PREGLIA: Dalle scuole "Casetti" di Preglia è arrivato alla nostra redazione un altro interessante articolo scritto dai ragazzi e dalle ragazze.Lo pubblichiamo, come sempre, con grande piacere, è bello ascoltare ciò che hanno da dire le generazioni del 2.0 su temi importanti quali il cyberbullismo ad esempio.

 

Fine novembre in una scuola media di Parma. C'era una volta un bambino di nome Alessio (nome di fantasia). Era un bambino normale come tanti, non vedeva l'ora di iniziare le scuole medie, ma non sapeva che c'era un mostro che lo attendeva dietro la porta dell'aula. Però il mostro non era un drago o un orco: aveva la faccia del suo vicino di banco, la persona di cui Alessio si fidava e non avrebbe mai pensato che potesse fargli del male. Il mostro aveva creato un gruppo-classe su whatsapp ed ha iniziato a insultare Alessio pesantemente. Alessio si sentiva male al punto di non volere più andare a scuola. I genitori l'hanno riferito al Preside. Il Preside ha fatto una scelta difficile: ha pubblicato gli insulti su Facebook. Ma perché l'ha fatto? Secondo lui se «è normale che dei 10-11enni non comprendano la gravità di quello che dicono, gli adulti invece devono aiutarli». Lo scopo del Preside era far conoscere a tutti quello che era successo e aprire un dibattito. Un intervento perciò andava fatto. Ma Facebook è il luogo adatto per parlarne? «Me lo sono chiesto anch’io – ha risposto - Poi ho deciso che il messaggio “fate attenzione a quello che fate quando siete sui social” non sarebbe stato abbastanza. Non questa volta. Serviva uno strumento potente, che aiutasse tutti a rendersi conto della gravità del fenomeno».

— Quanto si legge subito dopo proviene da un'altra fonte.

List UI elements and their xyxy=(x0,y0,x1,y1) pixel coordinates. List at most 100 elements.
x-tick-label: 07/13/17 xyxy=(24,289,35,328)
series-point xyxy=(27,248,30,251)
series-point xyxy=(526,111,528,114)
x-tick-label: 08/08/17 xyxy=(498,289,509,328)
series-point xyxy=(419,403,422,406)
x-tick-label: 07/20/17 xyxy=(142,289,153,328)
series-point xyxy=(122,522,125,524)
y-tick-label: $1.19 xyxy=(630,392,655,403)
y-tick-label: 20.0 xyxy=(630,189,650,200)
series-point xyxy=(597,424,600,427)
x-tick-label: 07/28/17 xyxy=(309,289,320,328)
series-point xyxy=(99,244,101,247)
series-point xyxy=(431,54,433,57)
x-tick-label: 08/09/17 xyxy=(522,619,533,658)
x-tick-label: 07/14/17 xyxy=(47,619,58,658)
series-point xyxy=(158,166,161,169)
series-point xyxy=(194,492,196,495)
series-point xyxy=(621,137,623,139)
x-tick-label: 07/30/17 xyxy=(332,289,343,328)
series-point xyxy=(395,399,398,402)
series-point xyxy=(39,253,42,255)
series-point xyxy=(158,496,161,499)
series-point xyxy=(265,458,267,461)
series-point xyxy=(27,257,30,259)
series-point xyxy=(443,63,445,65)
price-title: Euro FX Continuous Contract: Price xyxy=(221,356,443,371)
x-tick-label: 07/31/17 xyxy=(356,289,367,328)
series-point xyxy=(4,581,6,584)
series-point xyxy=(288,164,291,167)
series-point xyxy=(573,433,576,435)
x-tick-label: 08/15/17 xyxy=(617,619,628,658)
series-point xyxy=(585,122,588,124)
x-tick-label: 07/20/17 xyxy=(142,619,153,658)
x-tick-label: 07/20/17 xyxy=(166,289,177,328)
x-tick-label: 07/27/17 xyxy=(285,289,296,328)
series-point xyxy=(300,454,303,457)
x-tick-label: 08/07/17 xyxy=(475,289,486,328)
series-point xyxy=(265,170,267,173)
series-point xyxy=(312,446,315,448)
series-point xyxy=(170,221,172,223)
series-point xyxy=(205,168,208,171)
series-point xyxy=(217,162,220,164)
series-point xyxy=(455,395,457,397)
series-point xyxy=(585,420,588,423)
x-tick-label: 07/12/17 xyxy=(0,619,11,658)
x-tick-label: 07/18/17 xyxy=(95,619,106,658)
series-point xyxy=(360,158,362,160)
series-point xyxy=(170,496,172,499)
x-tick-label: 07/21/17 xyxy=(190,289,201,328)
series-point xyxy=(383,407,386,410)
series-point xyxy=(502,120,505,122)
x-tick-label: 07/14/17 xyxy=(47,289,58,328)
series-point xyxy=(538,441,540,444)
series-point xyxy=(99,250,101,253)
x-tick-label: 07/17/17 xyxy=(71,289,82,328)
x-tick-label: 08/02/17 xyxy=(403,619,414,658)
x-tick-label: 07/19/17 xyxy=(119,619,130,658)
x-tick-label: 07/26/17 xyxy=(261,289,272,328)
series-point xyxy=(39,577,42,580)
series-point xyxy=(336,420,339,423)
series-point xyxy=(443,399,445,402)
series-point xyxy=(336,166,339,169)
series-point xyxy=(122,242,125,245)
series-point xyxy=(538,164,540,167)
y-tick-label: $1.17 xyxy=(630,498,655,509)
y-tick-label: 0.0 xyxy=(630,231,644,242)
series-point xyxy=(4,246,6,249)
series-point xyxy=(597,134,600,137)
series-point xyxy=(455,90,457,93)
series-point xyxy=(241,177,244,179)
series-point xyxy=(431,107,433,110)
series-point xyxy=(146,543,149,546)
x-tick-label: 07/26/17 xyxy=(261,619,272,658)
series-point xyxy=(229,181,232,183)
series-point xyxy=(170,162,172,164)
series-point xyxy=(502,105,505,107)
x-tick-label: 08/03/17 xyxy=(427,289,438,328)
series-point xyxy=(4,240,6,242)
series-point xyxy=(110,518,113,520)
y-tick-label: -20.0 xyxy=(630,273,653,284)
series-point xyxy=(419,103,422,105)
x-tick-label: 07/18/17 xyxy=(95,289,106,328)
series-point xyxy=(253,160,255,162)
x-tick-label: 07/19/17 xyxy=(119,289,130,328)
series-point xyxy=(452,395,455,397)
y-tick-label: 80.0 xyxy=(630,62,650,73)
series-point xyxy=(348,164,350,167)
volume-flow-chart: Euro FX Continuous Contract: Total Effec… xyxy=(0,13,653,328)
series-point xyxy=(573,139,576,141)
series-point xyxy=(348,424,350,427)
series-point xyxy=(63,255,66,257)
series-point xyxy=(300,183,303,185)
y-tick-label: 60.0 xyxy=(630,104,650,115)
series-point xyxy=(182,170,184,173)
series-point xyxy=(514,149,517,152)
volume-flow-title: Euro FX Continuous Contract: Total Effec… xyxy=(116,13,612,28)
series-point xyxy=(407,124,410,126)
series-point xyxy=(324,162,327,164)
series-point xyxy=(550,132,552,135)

Ma succede solo a Parma? Purtroppo no succede anche da noi. Le persone alcune volte sono molto cattive con le altre senza alcun motivo. In certi casi scattano vendette incrociate e ci si insulta a vicenda con parole che lasciano ferite profonde. Bisognerebbe pensare prima di postare, le parole possono far male e una persona può andare incontro a gravi problemi. È assurdo che i social, che sono nati per facilitare la comunicazione, vengano usati per fare violenza.